People had been working for so many years to make the world a safe, organized place.

Nobody realized how boring it would become.

With the whole world property-lined and speed-limited and zoned and taxed and regulated, with everyone tested and registered and addressed and recorded.

Nobody had left much room for adventure, except maybe the kind you could buy.

On a roller coaster. At a movie.

Still, it would always be that kind of faux excitement.

You know the dinosaurs aren’t going to eat the kids.

The test audiences have outvoted any chance of even a major faux disaster.

And because there’s no possibility of real disaster, real risk, we’re left with no chance for real salvation.

Real elation. Real excitement. Joy. Discovery. Invention.

The laws that keep us safe, these same laws condemn us to boredom.
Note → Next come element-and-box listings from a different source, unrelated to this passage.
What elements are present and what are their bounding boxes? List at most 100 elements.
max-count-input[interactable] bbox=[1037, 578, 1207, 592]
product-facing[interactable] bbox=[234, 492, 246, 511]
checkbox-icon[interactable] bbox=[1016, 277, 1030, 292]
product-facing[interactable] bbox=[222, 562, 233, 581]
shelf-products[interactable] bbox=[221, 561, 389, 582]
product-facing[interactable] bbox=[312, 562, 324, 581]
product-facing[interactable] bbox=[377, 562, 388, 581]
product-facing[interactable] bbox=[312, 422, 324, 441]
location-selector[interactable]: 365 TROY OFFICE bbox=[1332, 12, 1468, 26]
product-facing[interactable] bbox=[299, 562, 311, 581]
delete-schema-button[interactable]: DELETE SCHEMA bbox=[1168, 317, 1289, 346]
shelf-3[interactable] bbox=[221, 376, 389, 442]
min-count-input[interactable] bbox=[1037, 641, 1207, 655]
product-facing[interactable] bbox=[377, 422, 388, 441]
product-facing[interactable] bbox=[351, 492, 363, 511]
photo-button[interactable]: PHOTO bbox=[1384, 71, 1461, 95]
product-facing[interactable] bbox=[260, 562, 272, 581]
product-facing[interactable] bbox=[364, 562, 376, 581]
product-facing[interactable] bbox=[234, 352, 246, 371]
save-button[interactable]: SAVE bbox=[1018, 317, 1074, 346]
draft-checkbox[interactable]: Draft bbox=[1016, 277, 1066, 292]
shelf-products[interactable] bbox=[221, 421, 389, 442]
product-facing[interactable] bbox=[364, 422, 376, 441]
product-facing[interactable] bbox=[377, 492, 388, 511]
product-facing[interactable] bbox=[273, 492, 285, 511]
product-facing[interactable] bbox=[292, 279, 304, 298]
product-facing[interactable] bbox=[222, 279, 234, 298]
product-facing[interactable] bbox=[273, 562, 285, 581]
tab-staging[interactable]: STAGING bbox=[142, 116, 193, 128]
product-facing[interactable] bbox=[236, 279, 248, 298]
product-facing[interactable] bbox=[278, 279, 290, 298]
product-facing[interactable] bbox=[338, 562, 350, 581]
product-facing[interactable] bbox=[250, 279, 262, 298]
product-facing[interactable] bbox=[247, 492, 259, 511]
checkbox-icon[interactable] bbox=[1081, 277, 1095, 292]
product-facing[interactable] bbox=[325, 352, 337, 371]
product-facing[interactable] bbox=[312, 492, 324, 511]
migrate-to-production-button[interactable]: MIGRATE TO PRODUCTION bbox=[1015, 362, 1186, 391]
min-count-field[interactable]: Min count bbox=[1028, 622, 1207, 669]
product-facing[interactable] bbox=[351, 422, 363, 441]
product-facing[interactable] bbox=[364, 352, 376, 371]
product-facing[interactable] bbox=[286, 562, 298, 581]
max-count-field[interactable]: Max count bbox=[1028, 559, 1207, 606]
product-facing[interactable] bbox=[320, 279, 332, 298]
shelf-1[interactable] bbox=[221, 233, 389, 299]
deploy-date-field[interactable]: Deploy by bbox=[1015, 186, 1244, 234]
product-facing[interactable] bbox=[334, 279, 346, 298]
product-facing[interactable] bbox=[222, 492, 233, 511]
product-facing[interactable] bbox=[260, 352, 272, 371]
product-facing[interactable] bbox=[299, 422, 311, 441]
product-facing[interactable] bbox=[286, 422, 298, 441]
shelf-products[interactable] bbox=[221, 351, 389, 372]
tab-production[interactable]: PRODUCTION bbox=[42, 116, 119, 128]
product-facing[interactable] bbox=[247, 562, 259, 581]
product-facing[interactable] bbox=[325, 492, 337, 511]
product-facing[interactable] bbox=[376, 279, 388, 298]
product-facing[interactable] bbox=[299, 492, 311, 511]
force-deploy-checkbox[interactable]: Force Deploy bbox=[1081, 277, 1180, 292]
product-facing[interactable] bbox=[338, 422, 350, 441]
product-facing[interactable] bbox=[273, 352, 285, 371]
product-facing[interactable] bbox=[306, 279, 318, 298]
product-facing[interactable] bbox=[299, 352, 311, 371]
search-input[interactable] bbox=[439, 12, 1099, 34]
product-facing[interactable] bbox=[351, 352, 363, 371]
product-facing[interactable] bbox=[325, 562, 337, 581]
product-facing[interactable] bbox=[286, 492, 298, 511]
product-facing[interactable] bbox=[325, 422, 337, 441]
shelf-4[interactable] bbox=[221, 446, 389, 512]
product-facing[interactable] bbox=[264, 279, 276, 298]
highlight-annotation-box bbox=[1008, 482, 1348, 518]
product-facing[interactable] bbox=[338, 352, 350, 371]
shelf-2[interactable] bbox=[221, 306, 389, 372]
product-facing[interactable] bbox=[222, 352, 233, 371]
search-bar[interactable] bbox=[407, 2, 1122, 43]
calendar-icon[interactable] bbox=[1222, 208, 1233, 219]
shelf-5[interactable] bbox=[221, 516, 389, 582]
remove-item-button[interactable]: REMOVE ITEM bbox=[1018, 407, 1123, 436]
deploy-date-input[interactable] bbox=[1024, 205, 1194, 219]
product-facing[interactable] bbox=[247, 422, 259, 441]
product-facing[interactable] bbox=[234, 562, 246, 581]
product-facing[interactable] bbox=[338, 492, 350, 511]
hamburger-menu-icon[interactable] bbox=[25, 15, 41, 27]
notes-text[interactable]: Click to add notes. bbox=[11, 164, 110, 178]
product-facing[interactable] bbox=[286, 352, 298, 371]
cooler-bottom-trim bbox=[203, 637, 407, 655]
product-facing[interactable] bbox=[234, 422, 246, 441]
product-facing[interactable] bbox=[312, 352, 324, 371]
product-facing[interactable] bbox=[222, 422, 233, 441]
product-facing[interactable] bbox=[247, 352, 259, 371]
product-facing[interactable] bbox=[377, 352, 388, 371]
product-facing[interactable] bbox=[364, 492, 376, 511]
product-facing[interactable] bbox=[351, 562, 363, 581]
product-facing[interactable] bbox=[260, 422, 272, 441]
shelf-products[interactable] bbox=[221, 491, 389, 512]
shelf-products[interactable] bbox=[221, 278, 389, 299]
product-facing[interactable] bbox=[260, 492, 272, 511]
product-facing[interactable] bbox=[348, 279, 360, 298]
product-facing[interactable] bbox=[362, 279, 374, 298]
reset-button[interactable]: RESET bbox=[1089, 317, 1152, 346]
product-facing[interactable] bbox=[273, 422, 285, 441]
Without access to true chaos, we’ll never have true peace.


Chuck Palahniuk (born February 21, 1962) is an American novelist and freelance journalist, who describes his work as transgressional fiction.
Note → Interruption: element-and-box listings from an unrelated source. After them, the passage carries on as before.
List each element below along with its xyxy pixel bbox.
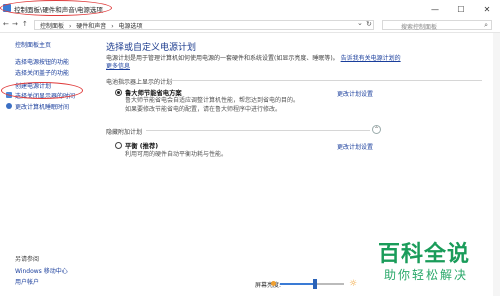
page-description: 电源计划是用于管理计算机如何使用电源的一套硬件和系统设置(如显示亮度、睡眠等)。… — [106, 55, 402, 71]
sidebar-item-lid[interactable]: 选择关闭盖子的功能 — [15, 68, 69, 77]
address-bar: ← → ↑ 控制面板 › 硬件和声音 › 电源选项 ⌄ ↻ 搜索控制面板 ⌕ — [0, 18, 500, 33]
divider — [168, 80, 482, 81]
group-title-battery: 电池指示器上显示的计划 — [106, 79, 173, 86]
sidebar-item-power-button[interactable]: 选择电源按钮的功能 — [15, 57, 69, 66]
close-button[interactable]: ✕ — [474, 0, 500, 18]
group-title-hidden: 隐藏附加计划 — [106, 129, 143, 136]
chevron-right-icon: › — [111, 23, 114, 30]
chevron-down-icon[interactable]: ⌄ — [357, 19, 363, 27]
see-also-title: 另请参阅 — [15, 256, 40, 263]
divider — [146, 130, 370, 131]
plan-name-balanced: 平衡 (推荐) — [125, 143, 159, 150]
page-title: 选择或自定义电源计划 — [106, 43, 197, 53]
breadcrumb-item[interactable]: 硬件和声音 — [76, 23, 106, 30]
sidebar-item-user-accounts[interactable]: 用户帐户 — [15, 277, 39, 286]
forward-icon[interactable]: → — [12, 20, 18, 28]
sidebar-home-link[interactable]: 控制面板主页 — [15, 40, 51, 49]
annotation-ellipse — [1, 82, 83, 99]
chevron-right-icon: › — [68, 23, 72, 30]
refresh-icon[interactable]: ↻ — [366, 20, 372, 28]
brightness-slider-fill — [280, 283, 316, 285]
sun-dim-icon — [271, 281, 276, 286]
sidebar: 控制面板主页 选择电源按钮的功能 选择关闭盖子的功能 创建电源计划 选择关闭显示… — [0, 33, 96, 296]
watermark-title: 百科全说 — [378, 242, 471, 267]
brightness-slider-thumb[interactable] — [313, 279, 318, 289]
title-bar: 控制面板\硬件和声音\电源选项 — ☐ ✕ — [0, 0, 500, 18]
back-icon[interactable]: ← — [3, 20, 9, 28]
plan-desc-ludashi-2: 如果要修改节能省电的配置，请在鲁大师程序中进行修改。 — [125, 106, 282, 113]
search-placeholder: 搜索控制面板 — [401, 24, 438, 31]
sun-bright-icon: ☼ — [349, 279, 358, 289]
search-icon: ⌕ — [484, 21, 488, 29]
brightness-bar: 屏幕亮度: ☼ — [255, 277, 375, 291]
description-text: 电源计划是用于管理计算机如何使用电源的一套硬件和系统设置(如显示亮度、睡眠等)。 — [106, 55, 339, 62]
sidebar-item-mobility-center[interactable]: Windows 移动中心 — [15, 266, 68, 275]
plan-name-ludashi: 鲁大师节能省电方案 — [125, 90, 182, 97]
maximize-button[interactable]: ☐ — [448, 0, 474, 18]
watermark-subtitle: 助你轻松解决 — [384, 268, 469, 282]
brightness-label: 屏幕亮度: — [255, 282, 282, 289]
collapse-icon[interactable]: ⌃ — [372, 125, 381, 134]
watermark: 百科全说 助你轻松解决 — [370, 236, 500, 296]
breadcrumb-item[interactable]: 控制面板 — [40, 23, 64, 30]
plan-desc-ludashi-1: 鲁大师节能省电会自适应调整计算机性能，帮您达到省电的目的。 — [125, 97, 300, 104]
breadcrumb: 控制面板 › 硬件和声音 › 电源选项 — [40, 21, 146, 30]
breadcrumb-item[interactable]: 电源选项 — [119, 23, 143, 30]
search-input[interactable]: 搜索控制面板 ⌕ — [382, 20, 492, 31]
up-icon[interactable]: ↑ — [22, 20, 28, 28]
minimize-button[interactable]: — — [422, 0, 448, 18]
sidebar-item-sleep[interactable]: 更改计算机睡眠时间 — [15, 102, 69, 111]
window-controls: — ☐ ✕ — [422, 0, 500, 18]
plan-desc-balanced: 利用可用的硬件自动平衡功耗与性能。 — [125, 151, 228, 158]
plan-radio-balanced[interactable] — [115, 142, 122, 149]
plan-radio-ludashi[interactable] — [115, 89, 122, 96]
moon-icon — [6, 103, 12, 109]
change-plan-settings-link[interactable]: 更改计划设置 — [337, 142, 373, 151]
annotation-ellipse — [0, 0, 112, 16]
He is the author of the award-winning novel Fight Club, which also was made into a popular film of the same name.

The narratives of Palahniuk‘s books often are structured in medias res, starting at the temporal end, with the protagonist recounting the events that led up to the point at which the book begins. 
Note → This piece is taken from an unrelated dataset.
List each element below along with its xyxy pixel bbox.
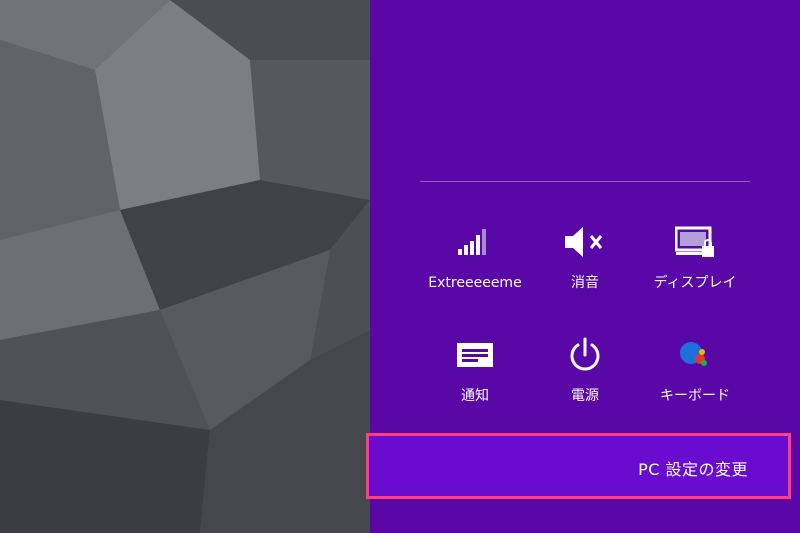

Palahniuk says that his writing style has been influenced by authors such as the minimalist Tom Spanbauer, Amy Hempel, Mark Richard, Denis Johnson, Thom Jones, Bret Easton Ellis and philosophers Michel Foucault and Albert Camus.

In what the author refers to as a minimalistic approach, his writings include a limited vocabulary and short sentences to mimic the way that an average person telling a story would speak.

In an interview, he said that he „prefers to write in verbs instead of adjectives.“

Repetitions of certain lines or phrases in the story narrative (what Palahniuk refers to as „choruses“) are one of the most common characteristics of his writing style, being dispersed within most chapters of his novels.

The characters in Palahniuk‘s stories often break into philosophical asides (either by the narrator to the reader, or spoken to the narrator through dialogue), offering numerous odd theories and opinions, often misanthropic or darkly absurdist in nature, on complex issues such as death, morality, childhood, parenthood and a deity.

Other concepts borrowed from Spanbauer include the avoidance of „received text“ (cliched phrases or wording) and use of „burnt tongue“ (intentionally odd wording).